Modbus Native Representation – Similar but simpler representation than the OPC UA Native representation.
Modbus Data Transport – A way to convert a Modbus device to an OPC UA device using OPC UA as a transport. Instead of a client using OPC UA Read and Write attribute functionality to read an OPC UA address space, the actual Modbus message packet is sent across the network embedded in the OPC UA transport (whichever one is used). I’ll discuss Modbus Data Transport in a future article.

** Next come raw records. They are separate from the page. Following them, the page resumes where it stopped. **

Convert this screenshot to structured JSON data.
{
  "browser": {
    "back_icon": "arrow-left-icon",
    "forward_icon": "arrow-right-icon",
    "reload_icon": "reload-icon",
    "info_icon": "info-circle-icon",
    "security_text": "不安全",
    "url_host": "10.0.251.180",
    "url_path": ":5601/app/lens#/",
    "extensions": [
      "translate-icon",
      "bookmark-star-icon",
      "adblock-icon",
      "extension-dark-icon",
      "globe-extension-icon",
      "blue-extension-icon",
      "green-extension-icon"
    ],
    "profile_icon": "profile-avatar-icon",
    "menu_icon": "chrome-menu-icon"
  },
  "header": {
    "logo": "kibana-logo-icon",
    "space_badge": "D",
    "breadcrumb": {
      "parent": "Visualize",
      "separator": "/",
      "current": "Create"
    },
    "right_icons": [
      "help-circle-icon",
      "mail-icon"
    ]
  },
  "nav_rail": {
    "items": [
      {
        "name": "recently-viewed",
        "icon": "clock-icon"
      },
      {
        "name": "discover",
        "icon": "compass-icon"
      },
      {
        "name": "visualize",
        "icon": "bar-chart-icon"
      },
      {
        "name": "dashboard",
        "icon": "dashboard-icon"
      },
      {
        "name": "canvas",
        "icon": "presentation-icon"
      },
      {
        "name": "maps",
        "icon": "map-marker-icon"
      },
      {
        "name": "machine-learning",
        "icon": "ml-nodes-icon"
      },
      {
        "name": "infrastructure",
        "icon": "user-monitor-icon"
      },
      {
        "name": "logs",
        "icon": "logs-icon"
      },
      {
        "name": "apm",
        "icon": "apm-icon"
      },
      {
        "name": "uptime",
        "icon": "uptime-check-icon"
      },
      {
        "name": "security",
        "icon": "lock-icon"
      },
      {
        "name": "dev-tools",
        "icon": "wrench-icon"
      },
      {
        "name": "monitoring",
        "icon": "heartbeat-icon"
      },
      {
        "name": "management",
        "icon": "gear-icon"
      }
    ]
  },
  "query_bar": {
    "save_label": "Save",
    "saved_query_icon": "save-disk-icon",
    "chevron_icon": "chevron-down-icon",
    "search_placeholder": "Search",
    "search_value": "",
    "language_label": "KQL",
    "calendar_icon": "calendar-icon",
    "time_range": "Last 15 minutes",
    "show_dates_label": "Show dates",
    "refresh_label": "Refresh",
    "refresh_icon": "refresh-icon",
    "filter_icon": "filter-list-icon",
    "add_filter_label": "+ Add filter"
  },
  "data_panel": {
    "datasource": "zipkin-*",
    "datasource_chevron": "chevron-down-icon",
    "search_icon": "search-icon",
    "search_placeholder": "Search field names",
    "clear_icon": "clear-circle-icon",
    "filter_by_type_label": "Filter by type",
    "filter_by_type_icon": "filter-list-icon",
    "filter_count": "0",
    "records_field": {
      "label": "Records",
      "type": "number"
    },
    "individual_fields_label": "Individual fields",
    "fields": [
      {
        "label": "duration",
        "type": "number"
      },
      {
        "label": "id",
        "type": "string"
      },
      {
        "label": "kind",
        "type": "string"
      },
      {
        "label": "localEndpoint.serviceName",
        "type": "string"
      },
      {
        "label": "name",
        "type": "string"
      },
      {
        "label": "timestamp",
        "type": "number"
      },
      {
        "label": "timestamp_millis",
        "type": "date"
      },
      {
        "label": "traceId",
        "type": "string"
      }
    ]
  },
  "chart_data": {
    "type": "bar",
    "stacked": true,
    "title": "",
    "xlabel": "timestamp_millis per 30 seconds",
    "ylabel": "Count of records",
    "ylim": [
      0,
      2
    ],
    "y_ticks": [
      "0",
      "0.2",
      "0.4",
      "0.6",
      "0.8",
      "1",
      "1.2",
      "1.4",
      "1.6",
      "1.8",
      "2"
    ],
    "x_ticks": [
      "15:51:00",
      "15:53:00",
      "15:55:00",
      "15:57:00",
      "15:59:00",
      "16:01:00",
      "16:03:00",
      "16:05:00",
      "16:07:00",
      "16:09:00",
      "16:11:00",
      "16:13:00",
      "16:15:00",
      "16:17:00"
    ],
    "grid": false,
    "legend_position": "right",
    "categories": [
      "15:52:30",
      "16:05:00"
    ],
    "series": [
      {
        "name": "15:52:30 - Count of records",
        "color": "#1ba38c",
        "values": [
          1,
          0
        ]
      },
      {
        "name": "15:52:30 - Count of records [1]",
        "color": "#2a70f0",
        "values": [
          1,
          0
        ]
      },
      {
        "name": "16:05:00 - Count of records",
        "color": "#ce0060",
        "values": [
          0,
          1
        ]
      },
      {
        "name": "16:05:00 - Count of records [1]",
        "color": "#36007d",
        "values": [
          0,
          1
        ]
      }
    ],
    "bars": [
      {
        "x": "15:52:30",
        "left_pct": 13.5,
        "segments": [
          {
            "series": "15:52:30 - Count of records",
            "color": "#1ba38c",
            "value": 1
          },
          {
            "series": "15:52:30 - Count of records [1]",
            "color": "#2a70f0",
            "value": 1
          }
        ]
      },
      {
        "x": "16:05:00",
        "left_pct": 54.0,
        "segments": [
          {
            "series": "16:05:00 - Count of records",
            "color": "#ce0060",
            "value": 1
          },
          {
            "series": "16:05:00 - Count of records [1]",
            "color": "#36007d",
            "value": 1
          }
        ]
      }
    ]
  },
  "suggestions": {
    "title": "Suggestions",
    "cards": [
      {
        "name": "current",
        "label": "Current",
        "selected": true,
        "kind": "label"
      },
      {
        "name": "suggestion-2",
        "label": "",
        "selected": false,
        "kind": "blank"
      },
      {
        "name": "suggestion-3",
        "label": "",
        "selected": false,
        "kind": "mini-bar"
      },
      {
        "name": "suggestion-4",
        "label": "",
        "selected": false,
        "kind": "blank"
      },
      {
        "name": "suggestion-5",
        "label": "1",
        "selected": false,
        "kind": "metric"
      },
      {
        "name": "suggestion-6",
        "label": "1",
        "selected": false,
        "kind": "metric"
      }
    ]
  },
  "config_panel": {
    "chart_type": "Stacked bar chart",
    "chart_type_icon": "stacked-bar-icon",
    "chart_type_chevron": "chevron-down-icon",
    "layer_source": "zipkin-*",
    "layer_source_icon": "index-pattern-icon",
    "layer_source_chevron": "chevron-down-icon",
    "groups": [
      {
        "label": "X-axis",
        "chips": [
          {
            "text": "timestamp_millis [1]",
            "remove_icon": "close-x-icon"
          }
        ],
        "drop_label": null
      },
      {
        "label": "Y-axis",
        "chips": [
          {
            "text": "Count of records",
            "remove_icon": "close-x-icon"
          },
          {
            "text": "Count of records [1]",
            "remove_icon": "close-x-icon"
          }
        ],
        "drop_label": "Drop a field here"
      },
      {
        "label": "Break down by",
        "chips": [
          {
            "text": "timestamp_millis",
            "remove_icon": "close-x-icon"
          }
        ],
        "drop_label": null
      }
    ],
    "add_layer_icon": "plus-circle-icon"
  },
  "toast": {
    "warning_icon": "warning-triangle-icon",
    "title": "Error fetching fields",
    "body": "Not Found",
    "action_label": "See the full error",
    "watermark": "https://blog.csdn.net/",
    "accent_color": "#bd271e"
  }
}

What’s valuable about Modbus Native representation is its simplicity. Instead of creating an entirely new representation for the Modbus data as objects and attributes, we use the typical Modbus naming convention for registers and coils:
0xxxx is Status Coil Address Space from 00000 to 065535
1xxxx is Input Coil Address Space from 10000 to 165535
3xxxx is Input Register Address Space from 30000 to 365535
4xxxx is Holding Register Address Space from 40000 to 465535
This means that OPC UA Clients can refer to OPC UA Attributes that have the same names as the original registers and coils. The actual structure of the OPC UA address space looks like this:
In this structure there is a Modbus Object folder under the root and ObjsFolders. The Modbus object folder contains all of the data from the original Modbus device. Both registers and coils are contained in the same folder. Clients access these variables by specifying their Attribute name which is the Modbus Address preceded by the string “COIL” or “REG.” It’s much like sending a Read Register or Read Coil command to a native Modbus device.
Notice that each variable is linked to a type definition. The type definition specifies the details of the type. For registers, the type specifies an unsigned 16-bit integer. For coils, the type specifies a bit type. The variable type is important because a Client, uncertain of the type, can follow the link from a variable to determine exactly what the variable is.